When you think about veterinary surgeries it most likely conjures up images similar to James Herriot’s All Creatures Great and Small. Of a friendly and harmonious workplace where everyone has worked so closely together for so long in a predominantly caring roll that the team is more like a family than colleagues. Sadly, for many vet staff, this is most definitely not the case.
A new survey by the British Veterinary Union (BVU) in Unite has revealed a toxic environment with long hours, stress, low morale and bullying.
“Most vets work very long hours and mostly paid overtime is a foreign concept. Because of the nature of the work it is just expected that you will stay as long as it takes to get the job done,” said Suzanna Hudson-Cooke, BVU branch chair.
“A lot of vets will also work a share of weekends and do on call work. If you work somewhere where you’re expected to do 15 minute consultations you can easily end up sacrificing toilet and drink breaks to try not to fall behind,” she added.
Shocking results from the pilot survey of 260 vets and nurses revealed that as many as 51 per cent had directly experienced bullying by a line manager and 39 per cent by a colleague.

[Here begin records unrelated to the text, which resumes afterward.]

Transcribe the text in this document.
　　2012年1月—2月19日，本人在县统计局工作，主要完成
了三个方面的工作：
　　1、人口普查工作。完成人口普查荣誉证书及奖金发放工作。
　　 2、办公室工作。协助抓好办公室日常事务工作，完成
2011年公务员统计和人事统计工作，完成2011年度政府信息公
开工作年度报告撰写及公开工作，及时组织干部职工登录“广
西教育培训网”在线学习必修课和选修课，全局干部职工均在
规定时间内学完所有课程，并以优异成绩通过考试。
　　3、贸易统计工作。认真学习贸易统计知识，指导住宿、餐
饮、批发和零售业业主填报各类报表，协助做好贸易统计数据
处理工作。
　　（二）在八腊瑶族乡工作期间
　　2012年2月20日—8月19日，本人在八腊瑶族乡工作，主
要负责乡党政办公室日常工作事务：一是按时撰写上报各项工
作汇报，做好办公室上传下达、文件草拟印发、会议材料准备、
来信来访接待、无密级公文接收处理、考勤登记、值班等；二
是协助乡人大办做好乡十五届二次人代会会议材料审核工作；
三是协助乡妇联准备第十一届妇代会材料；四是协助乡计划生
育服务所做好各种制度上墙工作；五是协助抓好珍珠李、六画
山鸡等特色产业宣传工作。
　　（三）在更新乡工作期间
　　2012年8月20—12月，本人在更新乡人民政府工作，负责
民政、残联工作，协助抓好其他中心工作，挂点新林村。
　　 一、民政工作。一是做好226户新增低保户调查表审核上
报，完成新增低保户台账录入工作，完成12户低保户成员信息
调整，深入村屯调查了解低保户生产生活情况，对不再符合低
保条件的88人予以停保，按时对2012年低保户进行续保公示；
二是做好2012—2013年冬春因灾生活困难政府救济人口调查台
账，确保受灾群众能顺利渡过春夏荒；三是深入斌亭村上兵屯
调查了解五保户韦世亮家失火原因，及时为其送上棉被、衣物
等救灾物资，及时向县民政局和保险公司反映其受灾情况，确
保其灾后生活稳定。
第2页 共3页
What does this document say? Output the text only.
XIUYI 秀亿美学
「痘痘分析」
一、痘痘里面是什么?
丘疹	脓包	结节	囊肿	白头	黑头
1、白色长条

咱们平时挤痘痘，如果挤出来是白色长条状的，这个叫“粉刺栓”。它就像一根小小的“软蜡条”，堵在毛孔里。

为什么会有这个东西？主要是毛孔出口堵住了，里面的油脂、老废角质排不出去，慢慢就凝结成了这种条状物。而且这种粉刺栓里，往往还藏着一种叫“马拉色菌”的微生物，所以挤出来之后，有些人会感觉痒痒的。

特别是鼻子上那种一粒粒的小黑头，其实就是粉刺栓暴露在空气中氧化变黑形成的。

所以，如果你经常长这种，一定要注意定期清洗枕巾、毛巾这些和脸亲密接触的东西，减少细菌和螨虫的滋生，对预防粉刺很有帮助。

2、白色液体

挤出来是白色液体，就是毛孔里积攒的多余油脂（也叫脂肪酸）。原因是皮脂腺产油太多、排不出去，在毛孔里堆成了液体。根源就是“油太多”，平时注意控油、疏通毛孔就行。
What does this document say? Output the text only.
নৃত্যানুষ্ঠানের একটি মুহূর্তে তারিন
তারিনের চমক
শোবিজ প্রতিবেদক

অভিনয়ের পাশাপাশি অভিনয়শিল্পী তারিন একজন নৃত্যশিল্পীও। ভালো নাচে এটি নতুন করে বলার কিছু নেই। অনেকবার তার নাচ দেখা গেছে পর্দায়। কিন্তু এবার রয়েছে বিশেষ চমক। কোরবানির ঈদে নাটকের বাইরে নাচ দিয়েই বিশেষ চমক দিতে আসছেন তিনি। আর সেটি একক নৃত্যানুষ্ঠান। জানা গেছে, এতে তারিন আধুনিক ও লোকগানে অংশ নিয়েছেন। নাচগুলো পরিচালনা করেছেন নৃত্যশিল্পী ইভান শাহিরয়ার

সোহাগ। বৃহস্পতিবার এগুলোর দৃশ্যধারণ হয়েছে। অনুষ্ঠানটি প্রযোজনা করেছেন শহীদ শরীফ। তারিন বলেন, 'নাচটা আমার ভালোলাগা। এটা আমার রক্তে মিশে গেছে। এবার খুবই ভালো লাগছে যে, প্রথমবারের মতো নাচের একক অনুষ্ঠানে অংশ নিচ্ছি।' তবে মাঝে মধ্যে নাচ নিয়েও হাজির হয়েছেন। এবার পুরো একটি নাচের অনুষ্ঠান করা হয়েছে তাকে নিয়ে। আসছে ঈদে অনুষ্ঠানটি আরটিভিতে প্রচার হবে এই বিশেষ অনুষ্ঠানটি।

As a result of bullying, one in four of those surveyed had resigned and left their workplaces while 27 per cent of the affected participants did not report their concerns to the management for fear of reprisal.
“Lack of training in management is a big issue in the industry. A change in the governing body has meant that anyone can own a vet practice. A lot of them are now owned by corporations but without any corporate structure. They tend to let the practice run as it is and only step in if there’s an issue with profits,” said Suzanna.
“A lot of the bullying is top down. Senior vets bullying more junior ones or vets bullying veterinary nurses. It is a horrible atmosphere to work in but we are sort of expected to just suck it up,” she added.
Gender pay gap
It doesn’t help that there is a big equal pay problem with no real pay structure and most salaries set around hearsay – what vets think colleagues are earning in other practices. Like many industries there is a bit gender pay gap.
“Veterinary work is a feminised profession with maybe as much as 80 per cent of vet and vet nurse roles filled by women. In contrast most of the people at the top in leadership roles are men,” said Suzanna.
“Pay disparity in any workplace causes feelings of resentment amongst employees. Staff who are paid less than a colleague doing the same work can feel undervalued, have low morale and even depression,” she added.
Mental health crisis
There is already a mental health crisis within the industry with a much higher suicide rate compared to the general population.
The pilot survey revealed such shocking responses in the comments section that the BVU have decided to make some changes to the survey and tailor it more around issues raised before rolling it out further.
In the New Year the BVU section of Unite will be launching an anti-bullying campaign to support vet staff and to help practice owners and managers properly address the toxic issues within their workplaces but also put pressure on the governing body to take responsibility.
“We need to see changes now. The governing body must show they’re taking this seriously and that they won’t tolerate bullying. We cannot provide the best service to customers and their pets if we are stressed and unhappy,” said Suzanna.
“We need to change the culture within the workplaces. I believe that worker led changes are most effective. We need to empower people to know their rights, to not tolerate bullying and to stand up for themselves and their colleagues. The best way to do this is to get all veterinary workplaces unionised,” she added.